Jei noted that Black Pepper which is headquartered in Koramangala, Bengaluru, strongly believes in democratising innovation to ensure it doesn't happen in just the four walls of corporate offices. So with his firm's product design capabilities, Jei aims to help innovators from any walk of life and make them commercially viable products.
Represented by A Vaidyanathan, Founder and Managing Director.
What it does – Monitors air quality through IoT sensors.
Based out of Bengaluru, PAQs provides technology to improve health and comfort of both individuals and communities through personal air monitoring and broader community-based solutions (like smart city projects), respectively. Vaidtanathan noted that PAQs leverages wearable devices and sensors to sense property of air, communicate it to the cloud real-time, do analytics on the data and then provide value-added services. PAQs has deployed their solutions in Jaipur, Ahmedabad and other smart cities across India.

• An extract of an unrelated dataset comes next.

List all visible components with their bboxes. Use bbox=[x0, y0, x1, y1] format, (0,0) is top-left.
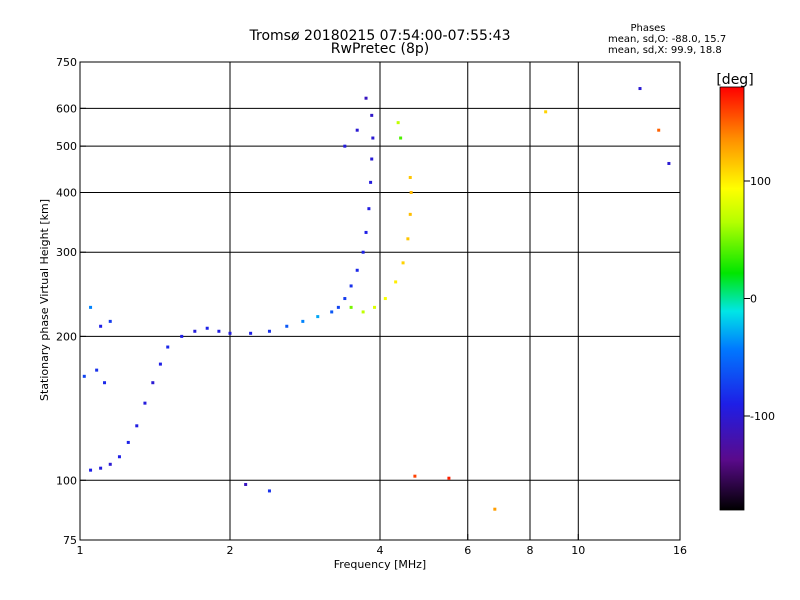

The session ended with an interactive Q&A with Priyank Kharge, Hon’ble Minister for IT & BT, Science & Technology & Tourism, Government of Karnataka. Kharge asked the panelists and audience to share inputs about the roadblocks they are facing while starting up and requested them to share thoughts and feedback on how the Government could improve further. Some of the topics discussed were:
- The need for more focus on grassroots level innovation.
- How the government could help startups better validate their ideas.
Speaking at the session, the Minister said
The state has one of the largest and best functioning startup ecosystems in the country and the drive towards manufacturing startups is highly critical to achieving the vision of ‘Make in India’. The State is keen to see more startups succeed and is doing their best to help startups in the idea stage.